In order to identify an index patient, it would be helpful if ris

In order to identify an index patient, it would be helpful if risk patients were routinely swabbed upon admission. As the efficacy and cost-effectiveness

of patient screening are unproven and the quality of the evidence is poor (McGinigle et al. 2008), other deciding criteria should be established for the appraisal of MRSA infection as an selleck compound OD in HCWs. The practice under German law is to apply the presumed causality clause in order to facilitate the recognition of OD claims in those cases where no index patient has been identified, but the infection appears to be evidently occupationally related (SGB VII, Art. 9, Para. 3). In all 17 recognized cases, it was assumed that the infected HCW had been in direct contact with GSK126 order patients likely to have proven MRSA-positive, although this could be verified in only

53% of these cases. It is apparent that the quality of evidence substantiating workplace-related infection varies. These figures show that conclusive evidence of a causal link between MRSA infection and the workplace, i.e. recorded exposure to MRSA-positive patients, was determined only in every second HCW. The procedure to adjudicate claims for recognition of MRSA infection as an OD involved both hard facts and less conclusive evidence. The strongest argument for a causal relationship was a similar genetic profile of the index patient and the HCW. The least conclusive argument was the presumption that the workplace was a healthcare setting in which MRSA was endemic. In 18% of the recognized cases, no expert appraisal was performed. This may be because many MRSA cases recovered without complications and incurred low medical costs so that an expert appraisal was deemed unwarranted. The reasons for rejecting claims for the recognition of MRSA as an OD were not analyzed in this paper. The data in the standard documentation of rejected cases are not detailed enough to allow reliable

assessment, with regard to exposure and symptoms. Furthermore, the data do not distinguish between colonization and infection.
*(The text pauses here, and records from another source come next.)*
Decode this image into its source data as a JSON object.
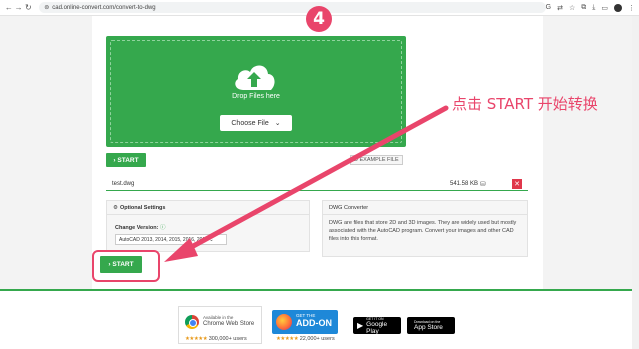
{
  "browser": {
    "url": "cad.online-convert.com/convert-to-dwg",
    "back_icon": "arrow-left-icon",
    "forward_icon": "arrow-right-icon",
    "reload_icon": "reload-icon"
  },
  "step_badge": "4",
  "dropzone": {
    "drop_text": "Drop Files here",
    "choose_label": "Choose File",
    "choose_caret": "⌄"
  },
  "start_top_label": "› START",
  "example_label": "D EXAMPLE FILE",
  "file": {
    "name": "test.dwg",
    "size": "541.58 KB",
    "remove_label": "✕"
  },
  "optional_settings": {
    "title": "Optional Settings",
    "change_label": "Change Version:",
    "change_info": "ⓘ",
    "selected_version": "AutoCAD 2013, 2014, 2015, 2016, 2017  ⌄"
  },
  "dwg_converter": {
    "title": "DWG Converter",
    "description": "DWG are files that store 2D and 3D images. They are widely used but mostly associated with the AutoCAD program. Convert your images and other CAD files into this format."
  },
  "start_bottom_label": "› START",
  "annotation": {
    "text": "点击 START 开始转换",
    "color": "#e9456b"
  },
  "footer": {
    "chrome": {
      "available_text": "Available in the",
      "store_name": "Chrome Web Store",
      "stars": "★★★★★",
      "count": "300,000+ users"
    },
    "firefox": {
      "get_the": "GET THE",
      "addon": "ADD-ON",
      "stars": "★★★★★",
      "count": "22,000+ users"
    },
    "google_play": {
      "top": "GET IT ON",
      "name": "Google Play"
    },
    "app_store": {
      "top": "Download on the",
      "name": "App Store"
    }
  },
  "colors": {
    "green": "#35a84d",
    "pink": "#e9456b",
    "red": "#e0374b"
  }
}
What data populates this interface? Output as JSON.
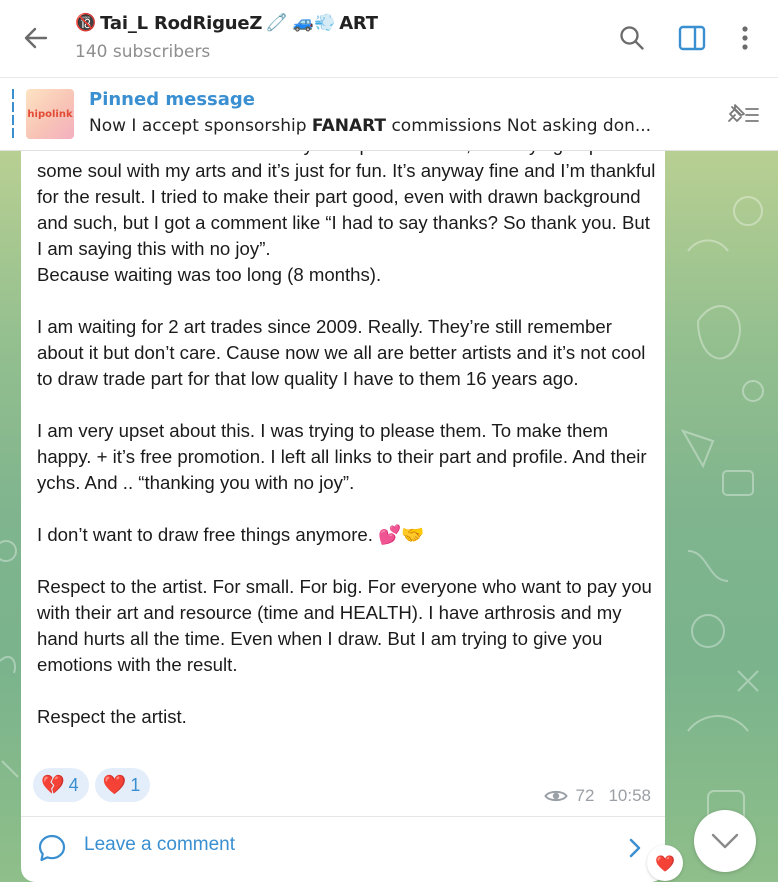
{
  "header": {
    "title_prefix_emoji": "🔞",
    "title_name": "Tai_L RodRiguеZ",
    "title_suffix_emojis": "🧷 🚙💨",
    "title_suffix_text": "ART",
    "subscribers": "140 subscribers"
  },
  "pinned": {
    "label": "Pinned message",
    "thumb_text": "hipolink",
    "text_before": "Now I accept sponsorship ",
    "text_bold": "FANART",
    "text_after": " commissions   Not asking  don..."
  },
  "message": {
    "paragraphs": [
      "about a week . I don’t want to say their part was bad, I am trying to put some soul with my arts and it’s just for fun. It’s anyway fine and I’m thankful for the result. I tried to make their part good, even with drawn background and such, but I got a comment like “I had to say thanks? So thank you. But I am saying this with no joy”.",
      "Because waiting was too long (8 months).",
      "I am waiting for 2 art trades since 2009. Really. They’re still remember about it but don’t care. Cause now we all are better artists and it’s not cool to draw trade part for that low quality I have to them 16 years ago.",
      "I am very upset about this. I was trying to please them. To make them happy. + it’s free promotion. I left all links to their part and profile. And their ychs. And .. “thanking you with no joy”.",
      "I don’t want to draw free things anymore. 💕🤝",
      "Respect to the artist. For small. For big. For everyone who want to pay you with their art and resource (time and HEALTH). I have arthrosis and my hand hurts all the time. Even when I draw. But I am trying to give you emotions with the result.",
      "Respect the artist."
    ],
    "reactions": [
      {
        "emoji": "💔",
        "count": "4"
      },
      {
        "emoji": "❤️",
        "count": "1"
      }
    ],
    "views": "72",
    "time": "10:58"
  },
  "comments": {
    "label": "Leave a comment"
  },
  "floating": {
    "heart": "❤️"
  },
  "colors": {
    "accent": "#3a8fd1",
    "reaction_bg": "#e3eefa",
    "wallpaper": "#8fbf8a"
  },
  "icons": [
    "back-arrow-icon",
    "search-icon",
    "sidebar-panel-icon",
    "more-vertical-icon",
    "unpin-icon",
    "eye-icon",
    "comment-bubble-icon",
    "chevron-right-icon",
    "chevron-down-icon"
  ]
}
The data suggest that a large proportion of the MRSA claims were rejected by the BGW because MRSA colonization is not considered legitimate confirmation of OD. A large proportion of the rejected claims for which no specific workplace exposure MTMR9 was established were probably reported for prophylactic reasons to allow for the possibility that it should prove necessary to make an insurance claim. The German Code of Social Law (SGB VII, Art. 9, Para. 3) stipulates that sufficient probability of a workplace-related cause of disease should be established. Additional, this website non-occupational risks of infection were found in five cases. However, the assessors did not address risks outside the HCW’s job in their appraisal of these cases. Presumably, the assessors considered the risk of infection among HCWs to be higher than the endemic risk in the population at large.